While the water level was normal in Pilibhit and Lakhimpur Kheri, the Ghaghra was flowing above the danger mark in Barabanki. In Bulandshahar and Aligarh, the Ganga river was flowing above the danger level.
The swollen Sharda river began receding in Pallia tehsil of Kheri on Thursday but the situation was grim in Dhaurhera and Nigahasan tehsils where nearly 100 villages were inundated. The river started flowing parallel to the Pilibhit-Basti highway connecting the Dhaurehra tehsil to the district headquarters.

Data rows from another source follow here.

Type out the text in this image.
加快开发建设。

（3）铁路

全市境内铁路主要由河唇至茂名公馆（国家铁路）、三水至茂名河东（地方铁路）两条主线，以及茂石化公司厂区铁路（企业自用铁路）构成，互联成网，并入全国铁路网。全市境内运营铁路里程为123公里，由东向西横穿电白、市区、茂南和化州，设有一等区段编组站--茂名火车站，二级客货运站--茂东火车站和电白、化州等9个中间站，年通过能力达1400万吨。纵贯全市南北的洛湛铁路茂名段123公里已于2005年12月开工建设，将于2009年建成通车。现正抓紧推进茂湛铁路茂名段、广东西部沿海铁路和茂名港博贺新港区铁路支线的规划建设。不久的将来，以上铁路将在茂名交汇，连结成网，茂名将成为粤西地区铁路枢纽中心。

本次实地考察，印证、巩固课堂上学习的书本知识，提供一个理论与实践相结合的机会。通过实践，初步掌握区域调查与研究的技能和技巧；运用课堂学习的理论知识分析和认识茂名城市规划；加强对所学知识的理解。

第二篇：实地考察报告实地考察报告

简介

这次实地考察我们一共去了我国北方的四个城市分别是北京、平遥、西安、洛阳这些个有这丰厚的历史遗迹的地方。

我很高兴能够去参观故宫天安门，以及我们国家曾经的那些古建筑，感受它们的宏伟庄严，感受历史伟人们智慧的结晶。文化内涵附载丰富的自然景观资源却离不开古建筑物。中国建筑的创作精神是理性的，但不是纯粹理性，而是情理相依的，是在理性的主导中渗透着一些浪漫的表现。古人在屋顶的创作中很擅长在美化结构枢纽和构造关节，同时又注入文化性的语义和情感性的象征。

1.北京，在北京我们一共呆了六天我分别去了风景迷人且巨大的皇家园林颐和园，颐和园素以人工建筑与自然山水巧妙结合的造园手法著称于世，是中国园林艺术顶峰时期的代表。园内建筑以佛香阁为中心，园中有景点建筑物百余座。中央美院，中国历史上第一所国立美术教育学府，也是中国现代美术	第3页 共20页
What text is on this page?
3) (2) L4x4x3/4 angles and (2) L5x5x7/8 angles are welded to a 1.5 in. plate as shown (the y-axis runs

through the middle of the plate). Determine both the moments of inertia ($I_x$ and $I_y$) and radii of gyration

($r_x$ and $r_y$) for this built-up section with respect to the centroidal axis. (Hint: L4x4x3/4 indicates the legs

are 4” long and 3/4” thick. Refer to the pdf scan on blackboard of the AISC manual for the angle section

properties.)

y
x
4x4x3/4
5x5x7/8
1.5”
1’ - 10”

As for Pallia, additional district magistrate (ADM) Vidya Shankar Singh confirmed the water level of the river was gradually coming down in some areas as there had been no fresh discharge from the Banbasa barrage in Nepal with the result that road and rail services were restored.
Despite the receding trend, the river was still flowing 50 centimetres above the danger mark of 154.150 metres. It was 128 cm above the danger line on Tuesday. The district authorities are keeping a close vigil on the developments.
Earlier, on June 17, 540000 cusec water was released into the Sharda from the Banbasa barrage following heavy rain in the Himalayan region, breaking an 81-year- old record and causing the river, which has a capacity for up to two lakh cusecs of water, to overflow.
“In 1932, 510000 cusec water had to be discharged into Sharda, but it was unprecedented on Monday night,” the additional district magistrate added.
This heavy discharge, when the administration was busy finalising the anti-flood work plans, caught everyone offguard.